Gute Bedingungen für den Reifebeginn
Die äusserst guten Bedingungen zu Beginn und gegen Ende des Monats September wirkten sich positiv auf die Reife aus. Der Zuckergehalt der Trauben wurde am 20. September kontrolliert und lag bei 65,2 °Oechsle. Der Mittelwert der Jahre 1925-2013 lag dagegen bei 68,8 °Oechsle. Die Trauben erreichten diesen Wert übrigens 3 Tage später, am 23. September.

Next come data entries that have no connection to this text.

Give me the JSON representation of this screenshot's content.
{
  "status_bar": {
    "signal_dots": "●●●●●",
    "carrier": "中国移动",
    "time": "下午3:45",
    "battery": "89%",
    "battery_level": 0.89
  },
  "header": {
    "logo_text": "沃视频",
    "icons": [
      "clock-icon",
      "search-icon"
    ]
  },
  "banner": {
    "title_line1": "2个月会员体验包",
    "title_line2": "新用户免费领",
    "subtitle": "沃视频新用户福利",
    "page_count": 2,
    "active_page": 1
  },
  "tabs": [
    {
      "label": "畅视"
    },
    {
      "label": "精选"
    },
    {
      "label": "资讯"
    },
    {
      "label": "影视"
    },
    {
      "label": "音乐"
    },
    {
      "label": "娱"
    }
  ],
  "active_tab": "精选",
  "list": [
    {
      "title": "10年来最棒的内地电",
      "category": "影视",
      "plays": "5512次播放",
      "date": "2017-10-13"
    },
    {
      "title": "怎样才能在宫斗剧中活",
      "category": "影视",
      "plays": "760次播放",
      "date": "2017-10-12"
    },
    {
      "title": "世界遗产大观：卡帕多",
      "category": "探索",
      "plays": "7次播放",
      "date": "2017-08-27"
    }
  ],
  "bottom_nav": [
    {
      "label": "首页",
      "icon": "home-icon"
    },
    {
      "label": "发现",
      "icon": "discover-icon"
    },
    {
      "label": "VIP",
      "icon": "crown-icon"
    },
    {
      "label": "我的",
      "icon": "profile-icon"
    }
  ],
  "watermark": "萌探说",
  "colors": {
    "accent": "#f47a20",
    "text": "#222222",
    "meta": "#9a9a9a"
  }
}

Somit konnte der grosse Rückstand von fast zwei Wochen, der bei Beginn der Blüte festgestellt wurde, Ende September fast vollständig aufgeholt werden. Seit 1933 hat man bei einem Viertel der Jahrgänge am 20. September einen Zuckergehalt im Most gemessen, der deutlich unter dem Wert von 2013 lag. 2013 kann somit nicht mit anderen, sehr späten Jahrgängen verglichen werden - wie etwa 1935, 1963, 1972, 1977 oder 1978, deren Most an diesem Stichtag keine 55 °Oechsle erreichte. Noch weniger lässt sich der aktuelle Jahrgang mit 1939, 1965 und 1980 vergleichen, die in trauriger Erinnerung geblieben sind, da die Messwerte unter 50 °Oechsle stagnierten!

Die Weinlese 2013 dürfte somit im Oktober erfolgen - zu einem Zeitpunkt, der über eine längere Dauer betrachtet durchschnittlich ist. Die Wetterbedingungen der kommenden Wochen werden für die definitive Qualität des Jahrgangs ausschlaggebend sein. Im Moment sieht es gut aus für den Weinjahrgang 2013.

Quelle: Agroscope, Jean-Laurent Spring und Olivier Viret

Agroscope besteht aus den Forschungsanstalten Agroscope Changins-Wädenswil ACW, Agroscope Liebefeld-Posieux ALP-Haras und Agroscope Reckenholz-Tänikon ART und ist das Kompetenzzentrum des Bundes für Agrarforschung. Die drei bisherigen Forschungsanstalten werden ab 2013 organisatorisch zu einer einheitlichen Forschungsanstalt Agroscope unter der Leitung von Michael Gysi zusammengeführt. Die Forschungstätigkeiten werden weiterhin an den verschiedenen Standorten durchgeführt.